Leadership & Cross-Functional Collaboration
- Technical SPOC: Act as the primary technical point of contact for platform engineering, guiding deliverables and coordinating seamlessly across teams.
- Mentorship: Coach and mentor engineers while partnering with AI/ML, data engineering, networking, and security teams to align platform capabilities with business objectives.
Required Qualifications
- Experience: 8+ years in cloud, DevOps, platform engineering, or SRE roles at a senior, lead, or principal level.
- Kubernetes Mastery: Deep, hands-on production experience with AKS, EKS, or GKE, including fundamentals, lifecycle management, and workload debugging.
- MLOps Proficiency: Hands-on experience building and supporting ML platforms (Kubeflow preferred) and integrating AI services.
- Automation: Strong proficiency with Terraform, GitOps, Helm, and CI/CD automation.
- Track Record: Proven ability to own, operate, and scale critical production platforms.
Preferred Qualifications
- Experience managing GPU-based ML workloads.

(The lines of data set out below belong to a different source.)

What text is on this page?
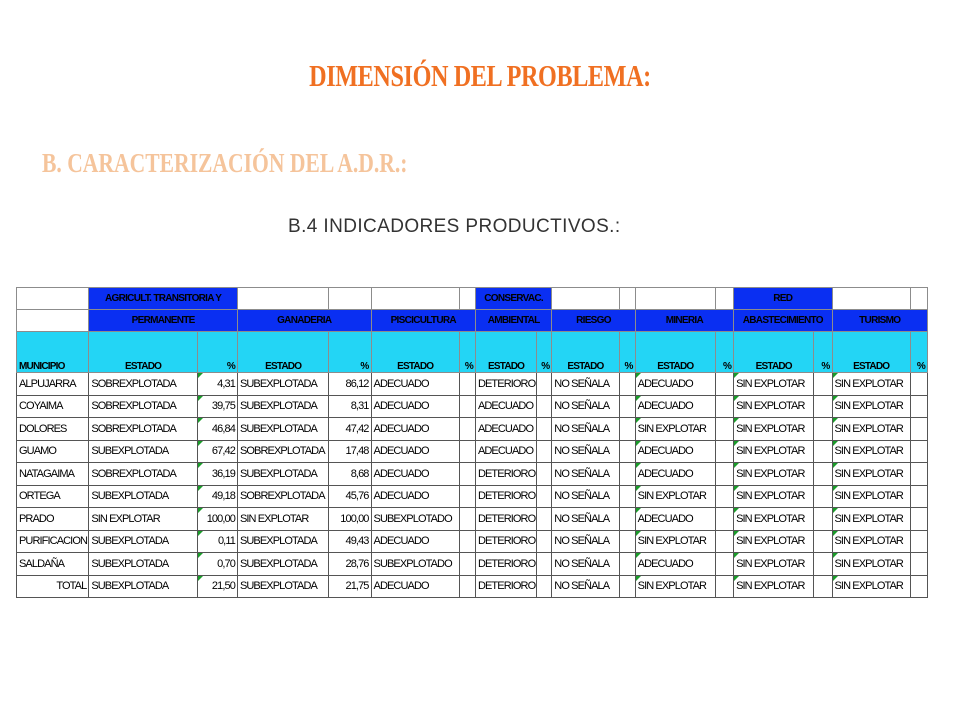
DIMENSIÓN DEL PROBLEMA:
B. CARACTERIZACIÓN DEL A.D.R.:
B.4 INDICADORES PRODUCTIVOS.:
	AGRICULT. TRANSITORIA Y						CONSERVAC.						RED			
	PERMANENTE		GANADERIA		PISCICULTURA		AMBIENTAL		RIESGO		MINERIA		ABASTECIMIENTO		TURISMO	
MUNICIPIO	ESTADO	%	ESTADO	%	ESTADO	%	ESTADO	%	ESTADO	%	ESTADO	%	ESTADO	%	ESTADO	%
ALPUJARRA	SOBREXPLOTADA	4,31	SUBEXPLOTADA	86,12	ADECUADO		DETERIORO		NO SEÑALA		ADECUADO		SIN EXPLOTAR		SIN EXPLOTAR	
COYAIMA	SOBREXPLOTADA	39,75	SUBEXPLOTADA	8,31	ADECUADO		ADECUADO		NO SEÑALA		ADECUADO		SIN EXPLOTAR		SIN EXPLOTAR	
DOLORES	SOBREXPLOTADA	46,84	SUBEXPLOTADA	47,42	ADECUADO		ADECUADO		NO SEÑALA		SIN EXPLOTAR		SIN EXPLOTAR		SIN EXPLOTAR	
GUAMO	SUBEXPLOTADA	67,42	SOBREXPLOTADA	17,48	ADECUADO		ADECUADO		NO SEÑALA		ADECUADO		SIN EXPLOTAR		SIN EXPLOTAR	
NATAGAIMA	SOBREXPLOTADA	36,19	SUBEXPLOTADA	8,68	ADECUADO		DETERIORO		NO SEÑALA		ADECUADO		SIN EXPLOTAR		SIN EXPLOTAR	
ORTEGA	SUBEXPLOTADA	49,18	SOBREXPLOTADA	45,76	ADECUADO		DETERIORO		NO SEÑALA		SIN EXPLOTAR		SIN EXPLOTAR		SIN EXPLOTAR	
PRADO	SIN EXPLOTAR	100,00	SIN EXPLOTAR	100,00	SUBEXPLOTADO		DETERIORO		NO SEÑALA		ADECUADO		SIN EXPLOTAR		SIN EXPLOTAR	
PURIFICACION	SUBEXPLOTADA	0,11	SUBEXPLOTADA	49,43	ADECUADO		DETERIORO		NO SEÑALA		SIN EXPLOTAR		SIN EXPLOTAR		SIN EXPLOTAR	
SALDAÑA	SUBEXPLOTADA	0,70	SUBEXPLOTADA	28,76	SUBEXPLOTADO		DETERIORO		NO SEÑALA		ADECUADO		SIN EXPLOTAR		SIN EXPLOTAR	
TOTAL	SUBEXPLOTADA	21,50	SUBEXPLOTADA	21,75	ADECUADO		DETERIORO		NO SEÑALA		SIN EXPLOTAR		SIN EXPLOTAR		SIN EXPLOTAR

- Expertise in model monitoring, drift detection, and AI model governance.
- Deep cloud expertise in Azure (preferred), GCP, or AWS.
- Experience defining platform KPIs and enabling self-service infrastructure capabilities.
Candidate Attributes
- Hands-on, ownership-driven mindset with strong operational discipline.
- Exceptional debugging instincts for complex, open-source ecosystems.
- Clear, concise communicator capable of simplifying complex architectural topics for diverse stakeholders.